FRESH : Fully Reliable and Effective protection against Soft and Hard errors
Author(s) -
Daehoon Son,
Hwisoo So,
Jinhyo Jung,
Yohan Ko,
Aviral Shrivastava,
Kyoungwoo Lee
Publication year - 2025
Publication title -
ieee access
Language(s) - English
Resource type - Magazines
SCImago Journal Rank - 0.587
H-Index - 127
eISSN - 2169-3536
DOI - 10.1109/access.2025.3574577
Subject(s) - aerospace , bioengineering , communication, networking and broadcast technologies , components, circuits, devices and systems , computing and processing , engineered materials, dielectrics and plasmas , engineering profession , fields, waves and electromagnetics , general topics for engineers , geoscience , nuclear engineering , photonics and electrooptics , power, energy and industry applications , robotics and control systems , signal processing and analysis , transportation
Advances in modern computing systems have led to an unprecedented spread of safety-critical applications in real-world environments. In safety-critical applications, preventing malfunctions due to faults is a primary design concern, as malfunctions in such applications can induce catastrophic results.

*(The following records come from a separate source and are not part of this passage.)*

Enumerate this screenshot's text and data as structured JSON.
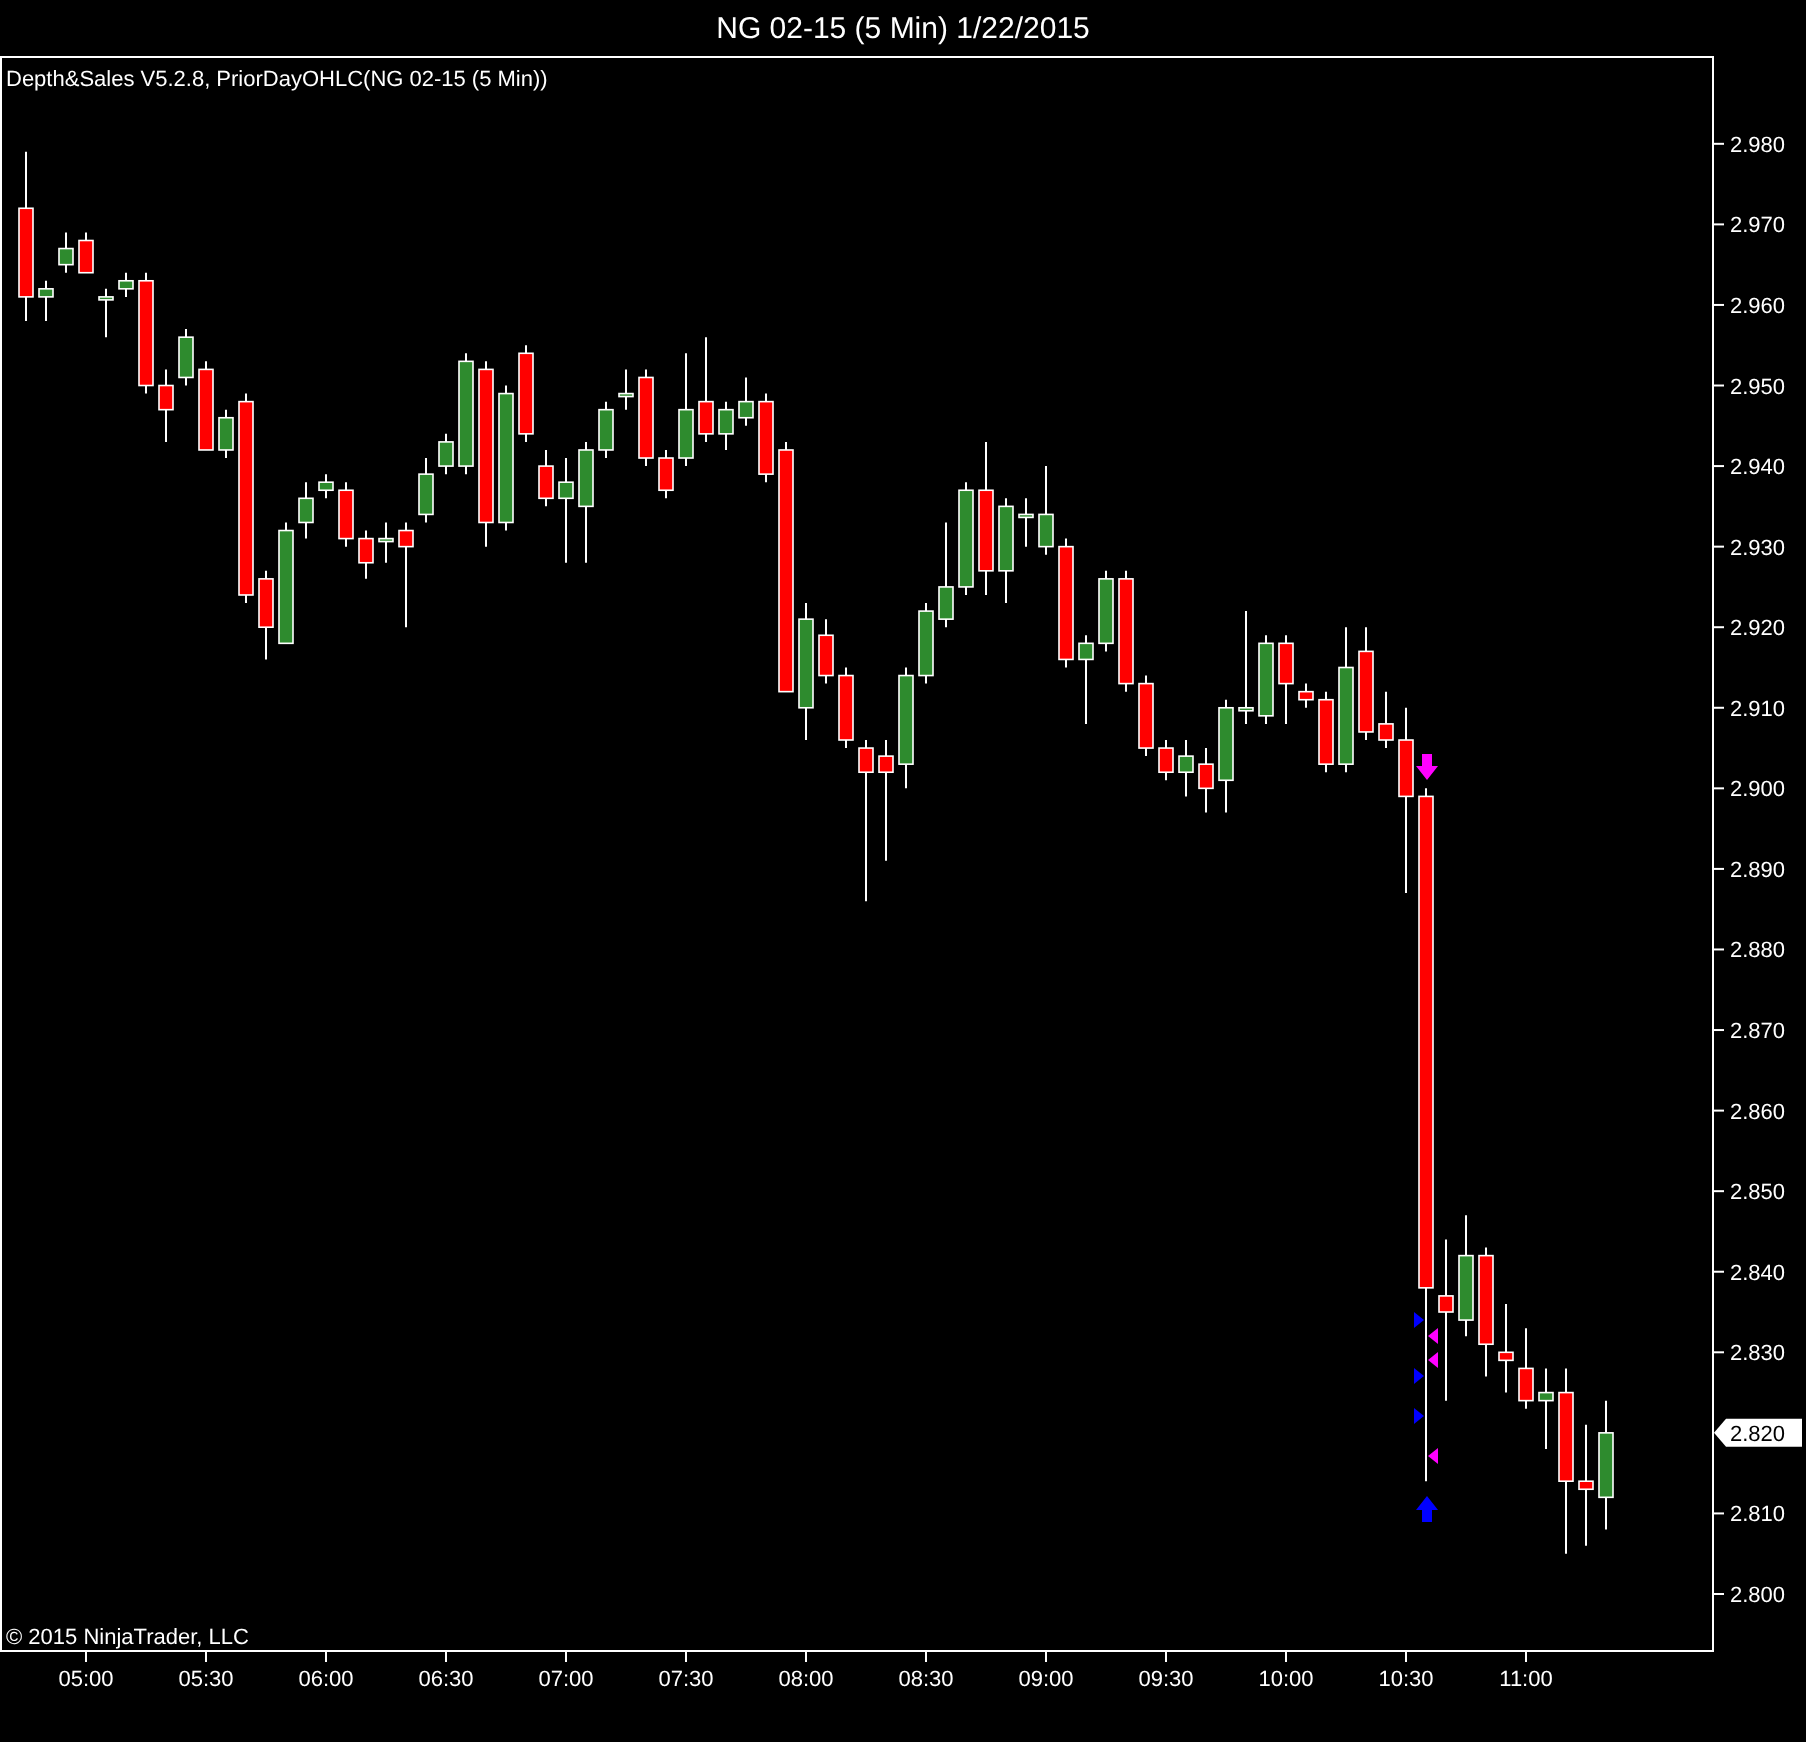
{
  "window": {
    "title": "NG 02-15 (5 Min)  1/22/2015"
  },
  "chart": {
    "indicator_label": "Depth&Sales V5.2.8, PriorDayOHLC(NG 02-15 (5 Min))",
    "chart_data": {
      "type": "candlestick",
      "x": [
        285,
        290,
        295,
        300,
        305,
        310,
        315,
        320,
        325,
        330,
        335,
        340,
        345,
        350,
        355,
        360,
        365,
        370,
        375,
        380,
        385,
        390,
        395,
        400,
        405,
        410,
        415,
        420,
        425,
        430,
        435,
        440,
        445,
        450,
        455,
        460,
        465,
        470,
        475,
        480,
        485,
        490,
        495,
        500,
        505,
        510,
        515,
        520,
        525,
        530,
        535,
        540,
        545,
        550,
        555,
        560,
        565,
        570,
        575,
        580,
        585,
        590,
        595,
        600,
        605,
        610,
        615,
        620,
        625,
        630,
        635,
        640,
        645,
        650,
        655,
        660,
        665,
        670,
        675,
        680
      ],
      "ohlc": [
        [
          2.972,
          2.979,
          2.958,
          2.961
        ],
        [
          2.961,
          2.963,
          2.958,
          2.962
        ],
        [
          2.965,
          2.969,
          2.964,
          2.967
        ],
        [
          2.968,
          2.969,
          2.964,
          2.964
        ],
        [
          2.961,
          2.962,
          2.956,
          2.961
        ],
        [
          2.962,
          2.964,
          2.961,
          2.963
        ],
        [
          2.963,
          2.964,
          2.949,
          2.95
        ],
        [
          2.95,
          2.952,
          2.943,
          2.947
        ],
        [
          2.951,
          2.957,
          2.95,
          2.956
        ],
        [
          2.952,
          2.953,
          2.942,
          2.942
        ],
        [
          2.942,
          2.947,
          2.941,
          2.946
        ],
        [
          2.948,
          2.949,
          2.923,
          2.924
        ],
        [
          2.926,
          2.927,
          2.916,
          2.92
        ],
        [
          2.918,
          2.933,
          2.918,
          2.932
        ],
        [
          2.933,
          2.938,
          2.931,
          2.936
        ],
        [
          2.937,
          2.939,
          2.936,
          2.938
        ],
        [
          2.937,
          2.938,
          2.93,
          2.931
        ],
        [
          2.931,
          2.932,
          2.926,
          2.928
        ],
        [
          2.931,
          2.933,
          2.928,
          2.931
        ],
        [
          2.932,
          2.933,
          2.92,
          2.93
        ],
        [
          2.934,
          2.941,
          2.933,
          2.939
        ],
        [
          2.94,
          2.944,
          2.939,
          2.943
        ],
        [
          2.94,
          2.954,
          2.939,
          2.953
        ],
        [
          2.952,
          2.953,
          2.93,
          2.933
        ],
        [
          2.933,
          2.95,
          2.932,
          2.949
        ],
        [
          2.954,
          2.955,
          2.943,
          2.944
        ],
        [
          2.94,
          2.942,
          2.935,
          2.936
        ],
        [
          2.936,
          2.941,
          2.928,
          2.938
        ],
        [
          2.935,
          2.943,
          2.928,
          2.942
        ],
        [
          2.942,
          2.948,
          2.941,
          2.947
        ],
        [
          2.949,
          2.952,
          2.947,
          2.949
        ],
        [
          2.951,
          2.952,
          2.94,
          2.941
        ],
        [
          2.941,
          2.942,
          2.936,
          2.937
        ],
        [
          2.941,
          2.954,
          2.94,
          2.947
        ],
        [
          2.948,
          2.956,
          2.943,
          2.944
        ],
        [
          2.944,
          2.948,
          2.942,
          2.947
        ],
        [
          2.946,
          2.951,
          2.945,
          2.948
        ],
        [
          2.948,
          2.949,
          2.938,
          2.939
        ],
        [
          2.942,
          2.943,
          2.912,
          2.912
        ],
        [
          2.91,
          2.923,
          2.906,
          2.921
        ],
        [
          2.919,
          2.921,
          2.913,
          2.914
        ],
        [
          2.914,
          2.915,
          2.905,
          2.906
        ],
        [
          2.905,
          2.906,
          2.886,
          2.902
        ],
        [
          2.904,
          2.906,
          2.891,
          2.902
        ],
        [
          2.903,
          2.915,
          2.9,
          2.914
        ],
        [
          2.914,
          2.923,
          2.913,
          2.922
        ],
        [
          2.921,
          2.933,
          2.92,
          2.925
        ],
        [
          2.925,
          2.938,
          2.924,
          2.937
        ],
        [
          2.937,
          2.943,
          2.924,
          2.927
        ],
        [
          2.927,
          2.936,
          2.923,
          2.935
        ],
        [
          2.934,
          2.936,
          2.93,
          2.934
        ],
        [
          2.93,
          2.94,
          2.929,
          2.934
        ],
        [
          2.93,
          2.931,
          2.915,
          2.916
        ],
        [
          2.916,
          2.919,
          2.908,
          2.918
        ],
        [
          2.918,
          2.927,
          2.917,
          2.926
        ],
        [
          2.926,
          2.927,
          2.912,
          2.913
        ],
        [
          2.913,
          2.914,
          2.904,
          2.905
        ],
        [
          2.905,
          2.906,
          2.901,
          2.902
        ],
        [
          2.902,
          2.906,
          2.899,
          2.904
        ],
        [
          2.903,
          2.905,
          2.897,
          2.9
        ],
        [
          2.901,
          2.911,
          2.897,
          2.91
        ],
        [
          2.91,
          2.922,
          2.908,
          2.91
        ],
        [
          2.909,
          2.919,
          2.908,
          2.918
        ],
        [
          2.918,
          2.919,
          2.908,
          2.913
        ],
        [
          2.912,
          2.913,
          2.91,
          2.911
        ],
        [
          2.911,
          2.912,
          2.902,
          2.903
        ],
        [
          2.903,
          2.92,
          2.902,
          2.915
        ],
        [
          2.917,
          2.92,
          2.906,
          2.907
        ],
        [
          2.908,
          2.912,
          2.905,
          2.906
        ],
        [
          2.906,
          2.91,
          2.887,
          2.899
        ],
        [
          2.899,
          2.9,
          2.814,
          2.838
        ],
        [
          2.837,
          2.844,
          2.824,
          2.835
        ],
        [
          2.834,
          2.847,
          2.832,
          2.842
        ],
        [
          2.842,
          2.843,
          2.827,
          2.831
        ],
        [
          2.83,
          2.836,
          2.825,
          2.829
        ],
        [
          2.828,
          2.833,
          2.823,
          2.824
        ],
        [
          2.824,
          2.828,
          2.818,
          2.825
        ],
        [
          2.825,
          2.828,
          2.805,
          2.814
        ],
        [
          2.814,
          2.821,
          2.806,
          2.813
        ],
        [
          2.812,
          2.824,
          2.808,
          2.82
        ]
      ],
      "xlim": [
        278.5,
        707
      ],
      "ylim": [
        2.7928,
        2.9909
      ],
      "xticks": [
        {
          "value": 300,
          "label": "05:00"
        },
        {
          "value": 330,
          "label": "05:30"
        },
        {
          "value": 360,
          "label": "06:00"
        },
        {
          "value": 390,
          "label": "06:30"
        },
        {
          "value": 420,
          "label": "07:00"
        },
        {
          "value": 450,
          "label": "07:30"
        },
        {
          "value": 480,
          "label": "08:00"
        },
        {
          "value": 510,
          "label": "08:30"
        },
        {
          "value": 540,
          "label": "09:00"
        },
        {
          "value": 570,
          "label": "09:30"
        },
        {
          "value": 600,
          "label": "10:00"
        },
        {
          "value": 630,
          "label": "10:30"
        },
        {
          "value": 660,
          "label": "11:00"
        }
      ],
      "yticks": [
        {
          "value": 2.98,
          "label": "2.980"
        },
        {
          "value": 2.97,
          "label": "2.970"
        },
        {
          "value": 2.96,
          "label": "2.960"
        },
        {
          "value": 2.95,
          "label": "2.950"
        },
        {
          "value": 2.94,
          "label": "2.940"
        },
        {
          "value": 2.93,
          "label": "2.930"
        },
        {
          "value": 2.92,
          "label": "2.920"
        },
        {
          "value": 2.91,
          "label": "2.910"
        },
        {
          "value": 2.9,
          "label": "2.900"
        },
        {
          "value": 2.89,
          "label": "2.890"
        },
        {
          "value": 2.88,
          "label": "2.880"
        },
        {
          "value": 2.87,
          "label": "2.870"
        },
        {
          "value": 2.86,
          "label": "2.860"
        },
        {
          "value": 2.85,
          "label": "2.850"
        },
        {
          "value": 2.84,
          "label": "2.840"
        },
        {
          "value": 2.83,
          "label": "2.830"
        },
        {
          "value": 2.81,
          "label": "2.810"
        },
        {
          "value": 2.8,
          "label": "2.800"
        }
      ]
    },
    "last_price": "2.820",
    "copyright": "© 2015 NinjaTrader, LLC"
  }
}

Software-level redundant multithreading (RMT) solutions, which do not require hardware modifications and hence do not incur hardware costs, are attractive alternatives to hardware-level redundancy solutions for hardware unreliability issues, such as soft and hard errors. However, existing software-level RMT solutions can only provide fault detection and rely on external schemes for error recovery. This study investigated the potential of software-level RMT schemes for complete soft and hard error detection and recovery. First, a baseline software-level triple redundant multithreading (STRMT) scheme was implemented to serve as a baseline, pinpointing the ineffectiveness of the naïve STRMT, which makes the application even more vulnerable than the unprotected version due to the runtime overhead. Subsequently, Fully Reliable and Effective protection against Soft and Hard errors (FRESH) was introduced as a software-only RMT scheme that can achieve comprehensive error resiliency against both soft and hard errors. The main idea of FRESH is to distribute and intertwine error detection and recovery operations between redundant threads based on thread-level load-back checking of the state-of-the-art RMT scheme. FRESH further applies a lazy-fault-diagnosis optimization to reduce the number of thread-level synchronizations required for fault detection and recovery. Experimental results with an ARM cortex53-like μ-architecture simulated microprocessor demonstrated that FRESH can reduce program failure rate by around 99.88% compared to the unprotected versions.